A oferta global de alimentos deverá aumentar cerca de 1,1% ao ano, segundo esse relatório, e os países da América do Sul e do Caribe terão, provavelmente, uma participação importante nesse movimento. Um papel de relevo é previsto para o Brasil.

Se a agropecuária continuar a investir e a modernizar-se, a participação brasileira quase certamente ficará bem acima da taxa de crescimento – 1,1% ao ano – estimada para o conjunto. Segundo projeção do Ministério da Agricultura, a produção nacional de grãos deverá passar de 262,1 milhões de toneladas, volume então atribuído à safra de 2020/21, para 333 milhões na temporada 2030/31, com expansão anual média de 2,4% ao ano, ou 27,1% no período. Para a produção total de carnes foi calculado um aumento de 27,4 milhões para 34 milhões de toneladas nesse período, com variação acumulada de 24,1%.

Pelas mesmas estimativas, a área destinada ao plantio de grãos no Brasil passará de 68,7 milhões de hectares para 80,8 milhões, com acréscimo de 17,6%. O volume colhido continuará, portanto, aumentando muito mais que a área ocupada, como no último meio século. Os ganhos de produtividade agrícola, no País, têm resultado principalmente do trato do solo, condição para o aumento da produção por hectare.

Sendo poupadora de terras, a eficiência da agricultura favorece a preservação do meio natural, incluídas, é claro, as florestas. Conhecida há muito tempo, essa característica da produção nacional é desprezada ou negada quando políticos, produtores e consumidores europeus acusam os brasileiros de devastação florestal.

Essa política, mantida e expandida a serviço do protecionismo comercial, pode ser reforçada com a bandeira do desmatamento zero, recém-levantada por ministros do Meio Ambiente da União Europeia.
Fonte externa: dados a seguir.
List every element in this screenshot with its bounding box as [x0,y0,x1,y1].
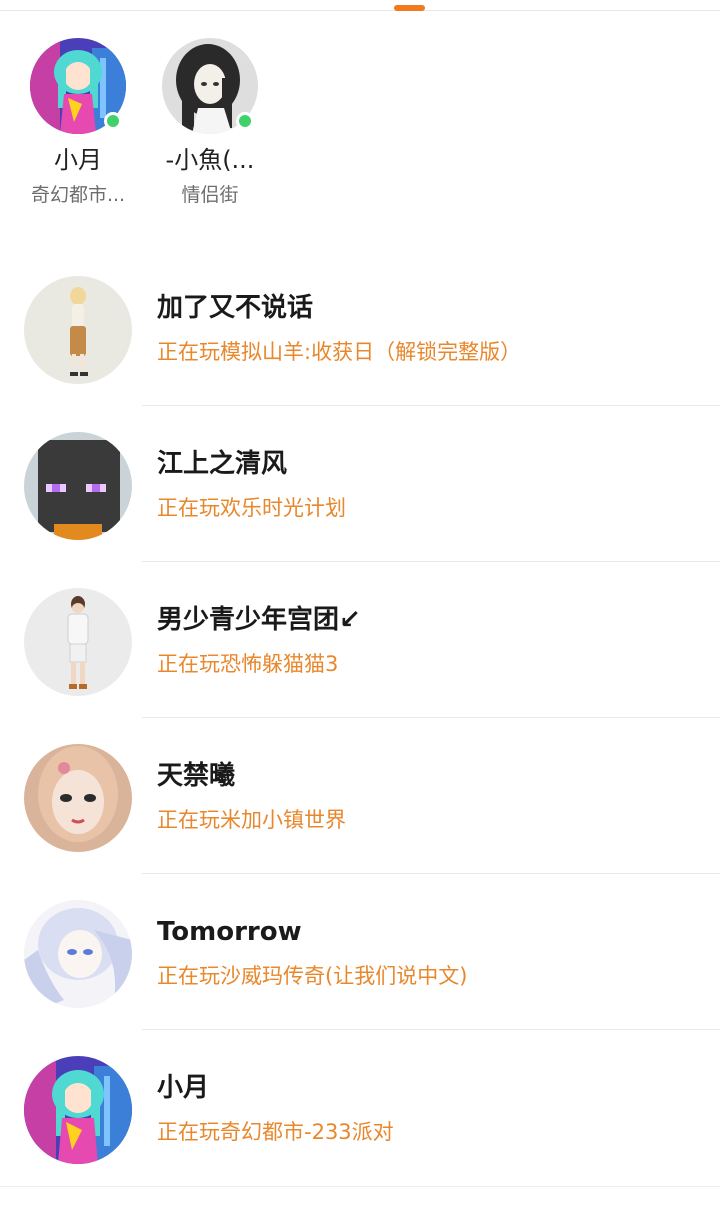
tab-indicator [394,5,425,11]
avatar-wrapper [162,38,258,134]
avatar[interactable] [24,744,132,852]
avatar[interactable] [24,588,132,696]
bottom-divider [0,1186,720,1187]
friend-name: 天禁曦 [157,761,236,791]
top-divider [0,10,720,11]
avatar[interactable] [24,900,132,1008]
avatar[interactable] [24,432,132,540]
online-user-location: 奇幻都市... [30,184,126,206]
standing-figure-avatar-image [24,276,132,384]
online-user-card[interactable]: 小月 奇幻都市... [13,38,143,206]
friend-status: 正在玩奇幻都市-233派对 [157,1120,394,1144]
friend-row[interactable]: 小月 正在玩奇幻都市-233派对 [0,1030,720,1186]
friend-status: 正在玩沙威玛传奇(让我们说中文) [157,964,468,988]
online-status-dot [236,112,254,130]
friend-status: 正在玩模拟山羊:收获日（解锁完整版） [157,340,522,364]
friend-name: 男少青少年宫团↙ [157,605,361,635]
friend-name: 加了又不说话 [157,293,314,323]
friend-status: 正在玩恐怖躲猫猫3 [157,652,339,676]
sketch-girl-avatar-image [24,744,132,852]
friend-row[interactable]: 加了又不说话 正在玩模拟山羊:收获日（解锁完整版） [0,250,720,406]
white-hair-anime-avatar-image [24,900,132,1008]
friend-status: 正在玩欢乐时光计划 [157,496,346,520]
online-user-location: 情侣街 [181,184,239,206]
friend-list: 加了又不说话 正在玩模拟山羊:收获日（解锁完整版） 江上之清风 正在玩欢乐时光计… [0,250,720,1186]
anime-girl-avatar-image [24,1056,132,1164]
friend-name: 江上之清风 [157,449,288,479]
standing-boy-avatar-image [24,588,132,696]
friend-row[interactable]: 江上之清风 正在玩欢乐时光计划 [0,406,720,562]
friend-status: 正在玩米加小镇世界 [157,808,346,832]
online-user-name: 小月 [54,146,102,174]
avatar[interactable] [24,276,132,384]
online-user-name: -小魚(... [165,146,255,174]
online-status-dot [104,112,122,130]
blocky-head-avatar-image [24,432,132,540]
online-user-card[interactable]: -小魚(... 情侣街 [145,38,275,206]
avatar[interactable] [24,1056,132,1164]
friend-name: 小月 [157,1073,210,1103]
friend-row[interactable]: Tomorrow 正在玩沙威玛传奇(让我们说中文) [0,874,720,1030]
friend-row[interactable]: 男少青少年宫团↙ 正在玩恐怖躲猫猫3 [0,562,720,718]
online-users-strip: 小月 奇幻都市... -小魚(... 情侣街 [0,38,720,228]
avatar-wrapper [30,38,126,134]
friend-name: Tomorrow [157,917,302,947]
friend-row[interactable]: 天禁曦 正在玩米加小镇世界 [0,718,720,874]
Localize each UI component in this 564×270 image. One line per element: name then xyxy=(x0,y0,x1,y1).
Essa bandeira será apresentada ao Parlamento Europeu para a proibição de importações de vários produtos, incluídos carne bovina, soja, cacau, café e madeira. Não basta um bom Plano Safra. Cabe também ao poder central, por meio da diplomacia, combater o protecionismo e preservar a imagem do agronegócio, manchada principalmente, é preciso lembrar, pela política antiambiental do presidente Jair Bolsonaro.